Remote Appeals Registered Nurse – California

Job Overview

  • Clinical License RN
  • State(s) CA

About the job

Job Title: Appeals Registered Nurse

Location: Remote – California

Work Arrangement: Remote

Employment Type: Contract-to-Hire

Duration: 6+ Months

Domain: Managed Care / Utilization Management / Appeals & Grievances

Pay Rate: $45.00 – $55.00/hr. on W2

Schedule: Monday – Friday | 9:00 AM – 5:00 PM

Deadline: 7/15/2026

Skills Required

Primary (Must-Have):

  • Active California Registered Nurse (RN) License
  • Minimum 2 years of Managed Care experience
  • Minimum 2 years of Acute Care or Sub-Acute Nursing experience
  • Experience with Medical Necessity Review and Utilization Management
  • Experience reviewing Commercial and Medicare benefits
  • Prior Authorization experience
  • Pre-service and Post-service review experience
  • Knowledge of MCG (Milliman Care Guidelines)
  • Knowledge of National Coverage Determinations (NCD) and Local Coverage Determinations (LCD)
  • Experience conducting medical record reviews and medical necessity determinations
  • Strong analytical and clinical assessment skills
  • Excellent written and verbal communication skills
  • Proficiency with Microsoft Office Suite, Excel, Adobe PDF, Teams, SharePoint, and shared drives
  • Ability to work independently and collaboratively within a team environment

Secondary (Good to Have):

  • Appeals and Grievance Nursing experience
  • Clinical Denials Management experience
  • Utilization Review Nursing experience
  • Knowledge of NCQA, CMS, DMHC, and DHCS regulations
  • Experience working in fast-paced managed care environments
  • Bachelor’s Degree in Nursing (BSN)

Position Overview

The Appeals Registered Nurse is responsible for reviewing and processing member-generated appeals, grievances, and clinical determinations for Commercial and Medicare members.
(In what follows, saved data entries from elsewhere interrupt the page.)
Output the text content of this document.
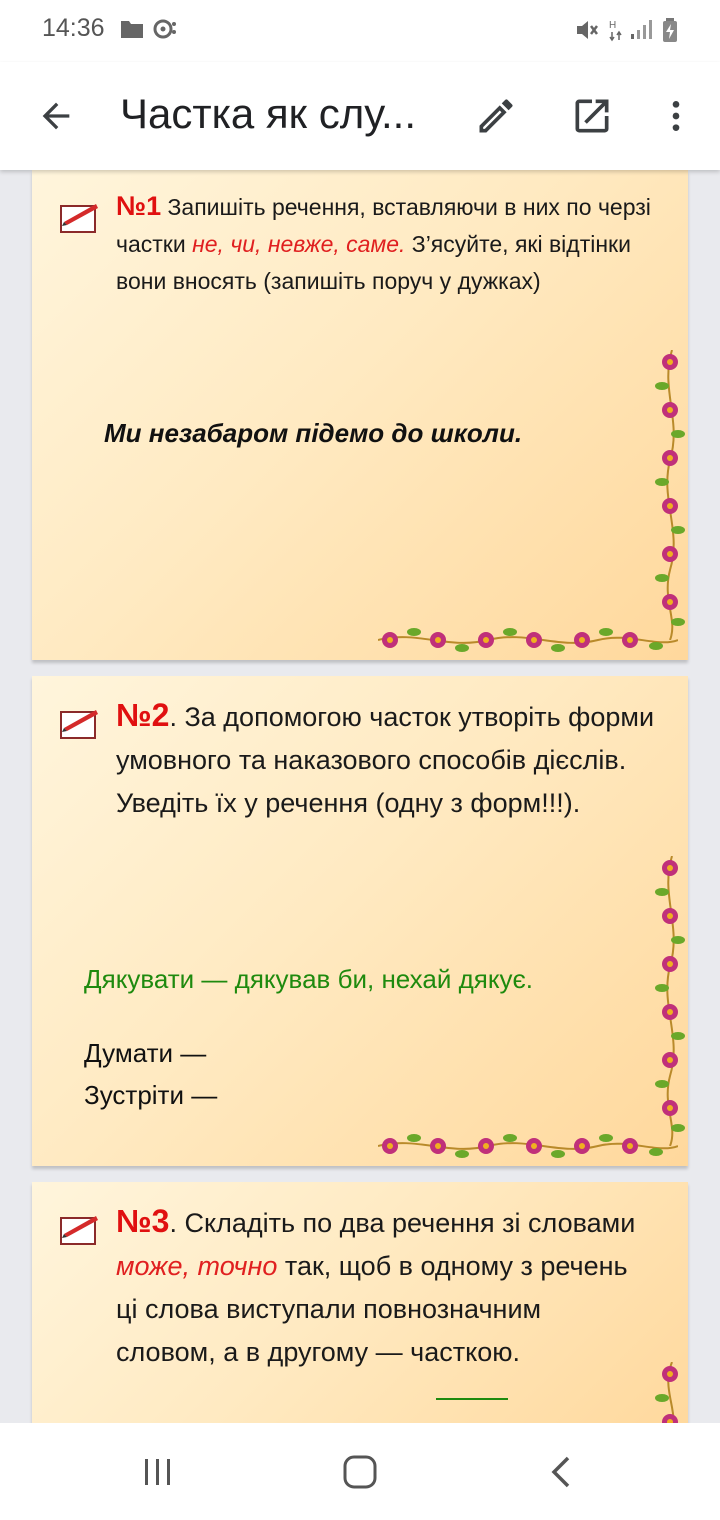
14:36	H
Частка як слу...
№1 Запишіть речення, вставляючи в них по черзі частки не, чи, невже, саме. З’ясуйте, які відтінки вони вносять (запишіть поруч у дужках)
Ми незабаром підемо до школи.
№2. За допомогою часток утворіть форми умовного та наказового способів дієслів. Уведіть їх у речення (одну з форм!!!).
Дякувати — дякував би, нехай дякує.
Думати —
Зустріти —
№3. Складіть по два речення зі словами може, точно так, щоб в одному з речень ці слова виступали повнозначним словом, а в другому — часткою.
This role involves extensive medical record review, application of medical necessity criteria, and collaboration with Medical Directors and cross-functional teams to ensure accurate and timely determinations while maintaining regulatory compliance.

Roles & Responsibilities

  • Review and process first-level clinical appeals and grievances for Commercial and Medicare members
  • Conduct comprehensive medical record reviews and evaluate supporting clinical documentation
  • Analyze pre-service and post-service appeals involving medical necessity, benefit determinations, coding accuracy, and medical policy compliance
  • Prepare accurate and well-supported clinical determination documentation
  • Apply MCG, NCD, LCD, NCCN, ACOG, and other nationally recognized clinical guidelines
  • Evaluate services for medical necessity and coverage eligibility
  • Identify discrepancies and inaccuracies in medical records and clinical documentation
  • Ensure compliance with company policies, accreditation requirements, and regulatory standards
  • Collaborate with Medical Directors on complex appeal cases
  • Partner with Utilization Management, Pharmacy, Claims, Customer Service, Quality, and Care Management teams
  • Communicate appeal outcomes and required follow-up actions
  • Participate in clinical discussions to ensure consistency in decision-making
  • Maintain compliance with NCQA, CMS, DMHC, DHCS, and organizational requirements
  • Meet regulatory turnaround times and service level expectations
  • Support quality improvement initiatives related to appeals and utilization management processes
  • Maintain accurate documentation and case records
  • Perform additional duties as assigned

Minimum Qualifications

  • Associate Degree in Nursing (ADN) required
  • Active California Registered Nurse (RN) License required
  • Minimum 2 years of Managed Care experience
  • Minimum 2 years of Acute Care or Sub-Acute Clinical Nursing experience
  • Experience with Medical Necessity Review and Utilization Management
  • Experience reviewing Commercial and Medicare benefits
  • Prior Authorization experience
  • Experience with pre-service and post-service reviews
  • Strong analytical, documentation, and communication skills

Preferred Qualifications

  • Bachelor of Science in Nursing (BSN)
  • Appeals & Grievance Nursing experience
  • Clinical Denials Management experience
  • Utilization Review Nursing experience
  • Knowledge of NCQA, CMS, DMHC, and DHCS regulations
  • Experience working in managed care environments
  • Strong clinical assessment and decision-making skills

Work Environment

  • Fully remote position within California
  • Fast-paced managed care environment
  • Extensive medical record review and documentation responsibilities
  • Frequent collaboration with Medical Directors and cross-functional teams
  • Independent work with strong emphasis on quality, compliance, and regulatory timelines

Benefits

Medical | Dental | Vision | 401(k) | Paid Sick Leave

EEOC Compliance

We are an equal opportunity employer, and all qualified applicants will receive consideration for employment.

Disclaimer

AI Usage Policy: Pacer Group uses AI to assist in screening applications. Final hiring decisions are made by human recruiters based on qualifications and experience.